Ending a 10-year legal battle with the Town of Gilbert, Good News Community Church today won a 9-0 victory at the U.S. Supreme Court for free speech.

The U.S. Supreme Court gave churches everywhere a free speech victory today when it ruled that religious signs must be given the same treatment as other messages posted on street corners.

The court unanimously ruled the town of Gilbert, Arizona had discriminated against churches by passing an ordinance barring corner signs advertising services, but allowing other types of signs to be displayed.

The decision overturns a previous ruling by the 9th U.S. Circuit Court of Appeals — the most overturned court in America.

“In today’s secular climate, government increasingly views the free speech rights of churches as less valuable than other types of speech,” said Bruce Hausknecht with Focus on the Family. “That attitude – whether intentional or not – carries over into unconstitutional restrictions on speech such as the Town of Gilbert’s sign code in this case. It is gratifying to see the Supreme Court issue a unanimous decision in favor of the church, especially when two lower federal courts got it horribly wrong.”

Gilbert’s lawyer made that very point in oral arguments at the Supreme Court. In a shocking disregard for the First Amendment, he said church speech isn’t as important as the speech of others. The Town of Gilbert got smacked down for that callous disregard of free speech.

The Alliance Defending Freedom (headquartered in Scottsdale) represented Good News Community Church and its 82-year-old pastor, Clyde Reed, in the lawsuit.

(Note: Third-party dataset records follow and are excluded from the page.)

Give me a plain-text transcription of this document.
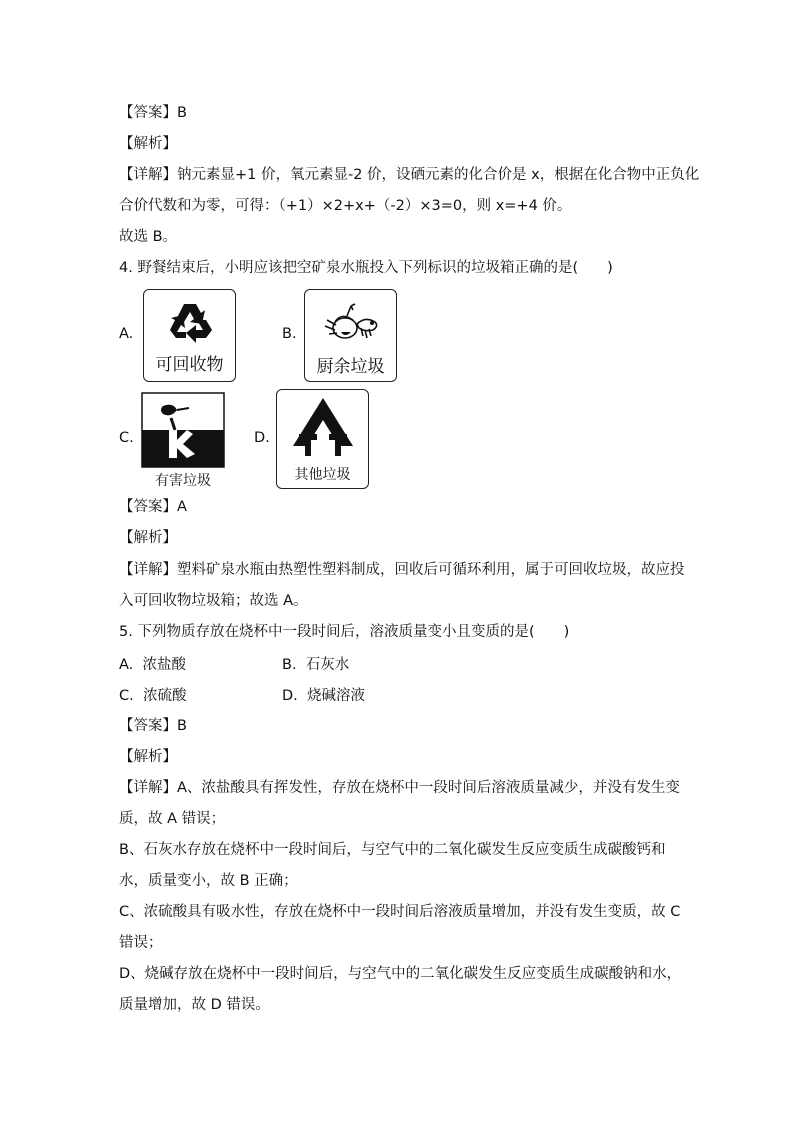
【答案】B
【解析】
【详解】钠元素显+1 价，氧元素显-2 价，设硒元素的化合价是 x，根据在化合物中正负化
合价代数和为零，可得：（+1）×2+x+（-2）×3=0，则 x=+4 价。
故选 B。
4. 野餐结束后，小明应该把空矿泉水瓶投入下列标识的垃圾箱正确的是(　　)
A.
可回收物
B.
厨余垃圾
C.
有害垃圾
D.
其他垃圾
【答案】A
【解析】
【详解】塑料矿泉水瓶由热塑性塑料制成，回收后可循环利用，属于可回收垃圾，故应投
入可回收物垃圾箱；故选 A。
5. 下列物质存放在烧杯中一段时间后，溶液质量变小且变质的是(　　)
A. 浓盐酸	B. 石灰水
C. 浓硫酸	D. 烧碱溶液
【答案】B
【解析】
【详解】A、浓盐酸具有挥发性，存放在烧杯中一段时间后溶液质量减少，并没有发生变
质，故 A 错误；
B、石灰水存放在烧杯中一段时间后，与空气中的二氧化碳发生反应变质生成碳酸钙和
水，质量变小，故 B 正确；
C、浓硫酸具有吸水性，存放在烧杯中一段时间后溶液质量增加，并没有发生变质，故 C
错误；
D、烧碱存放在烧杯中一段时间后，与空气中的二氧化碳发生反应变质生成碳酸钠和水，
质量增加，故 D 错误。
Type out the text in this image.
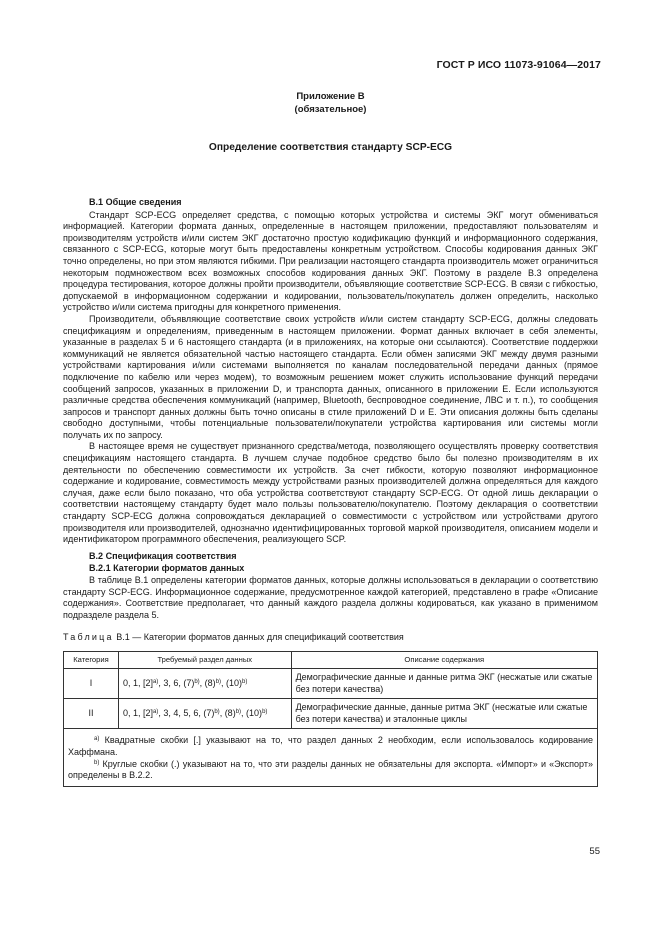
ГОСТ Р ИСО 11073-91064—2017
Приложение В
(обязательное)
Определение соответствия стандарту SCP-ECG
В.1 Общие сведения

Стандарт SCP-ECG определяет средства, с помощью которых устройства и системы ЭКГ могут обмениваться информацией. Категории формата данных, определенные в настоящем приложении, предоставляют пользователям и производителям устройств и/или систем ЭКГ достаточно простую кодификацию функций и информационного содержания, связанного с SCP-ECG, которые могут быть предоставлены конкретным устройством. Способы кодирования данных ЭКГ точно определены, но при этом являются гибкими. При реализации настоящего стандарта производитель может ограничиться некоторым подмножеством всех возможных способов кодирования данных ЭКГ. Поэтому в разделе В.3 определена процедура тестирования, которое должны пройти производители, объявляющие соответствие SCP-ECG. В связи с гибкостью, допускаемой в информационном содержании и кодировании, пользователь/покупатель должен определить, насколько устройство и/или система пригодны для конкретного применения.

Производители, объявляющие соответствие своих устройств и/или систем стандарту SCP-ECG, должны следовать спецификациям и определениям, приведенным в настоящем приложении. Формат данных включает в себя элементы, указанные в разделах 5 и 6 настоящего стандарта (и в приложениях, на которые они ссылаются). Соответствие поддержки коммуникаций не является обязательной частью настоящего стандарта. Если обмен записями ЭКГ между двумя разными устройствами картирования и/или системами выполняется по каналам последовательной передачи данных (прямое подключение по кабелю или через модем), то возможным решением может служить использование функций передачи сообщений запросов, указанных в приложении D, и транспорта данных, описанного в приложении Е. Если используются различные средства обеспечения коммуникаций (например, Bluetooth, беспроводное соединение, ЛВС и т. п.), то сообщения запросов и транспорт данных должны быть точно описаны в стиле приложений D и Е. Эти описания должны быть сделаны свободно доступными, чтобы потенциальные пользователи/покупатели устройства картирования или системы могли получать их по запросу.

В настоящее время не существует признанного средства/метода, позволяющего осуществлять проверку соответствия спецификациям настоящего стандарта. В лучшем случае подобное средство было бы полезно производителям в их деятельности по обеспечению совместимости их устройств. За счет гибкости, которую позволяют информационное содержание и кодирование, совместимость между устройствами разных производителей должна определяться для каждого случая, даже если было показано, что оба устройства соответствуют стандарту SCP-ECG. От одной лишь декларации о соответствии настоящему стандарту будет мало пользы пользователю/покупателю. Поэтому декларация о соответствии стандарту SCP-ECG должна сопровождаться декларацией о совместимости с устройством или устройствами другого производителя или производителей, однозначно идентифицированных торговой маркой производителя, описанием модели и идентификатором программного обеспечения, реализующего SCP.

В.2 Спецификация соответствия
В.2.1 Категории форматов данных

В таблице В.1 определены категории форматов данных, которые должны использоваться в декларации о соответствию стандарту SCP-ECG. Информационное содержание, предусмотренное каждой категорией, представлено в графе «Описание содержания». Соответствие предполагает, что данный каждого раздела должны кодироваться, как указано в применимом подразделе раздела 5.

Таблица В.1 — Категории форматов данных для спецификаций соответствия
Категория	Требуемый раздел данных	Описание содержания
I	0, 1, $[2]^{a)}$, 3, 6, $(7)^{b)}$, $(8)^{b)}$, $(10)^{b)}$	Демографические данные и данные ритма ЭКГ (несжатые или сжатые без потери качества)
II	0, 1, $[2]^{a)}$, 3, 4, 5, 6, $(7)^{b)}$, $(8)^{b)}$, $(10)^{b)}$	Демографические данные, данные ритма ЭКГ (несжатые или сжатые без потери качества) и эталонные циклы

$^{a)}$ Квадратные скобки [.] указывают на то, что раздел данных 2 необходим, если использовалось кодирование Хаффмана.

$^{b)}$ Круглые скобки (.) указывают на то, что эти разделы данных не обязательны для экспорта. «Импорт» и «Экспорт» определены в В.2.2.		

55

“The Supreme Court’s unanimous ruling is a victory for everyone’s freedom of speech,” said ADF attorney David Cortman, who argued the case for the Supreme Court earlier this year. “Speech discrimination is wrong regardless of whether the government intended to violate the First Amendment or not, and it doesn’t matter if the government thinks its discrimination was well-intended. It’s still government playing favorites, and that’s unconstitutional.

“The Supreme Court’s unanimous ruling is a victory for everyone’s freedom of speech,” Cortman said. “Speech discrimination is wrong regardless of whether the government intended to violate the First Amendment or not, and it doesn’t matter if the government thinks its discrimination was well-intended.

Justice Clarence Thomas, writing for the court, said that was an impermissible content-based regulation.

“The First Amendment … prohibits enactment of laws ‘abridging the freedom of speech,’’’ Thomas wrote. “Under that clause, a government, including a municipal government vested with state authority has no power to restrict expression because of its message, its ideas, its subject matter, or its content.”

In a rare display for fairness, the left-stream media outlet Arizona Central/Arizona Republic turned in the best line of the day on the victory for free speech:

The U.S. Supreme Court preached a bit of gospel — from the Greek word meaning “good news” — for a small Gilbert Presbyterian church on Thursday.

The Blaze reported …

The U.S. Supreme Court handed down a major victory to a small Arizona church on Thursday, ruling that local officials cannot restrict messages on signage based on “how worthy the government thinks [they are],” according to the conservative legal firm that represented the house of worship.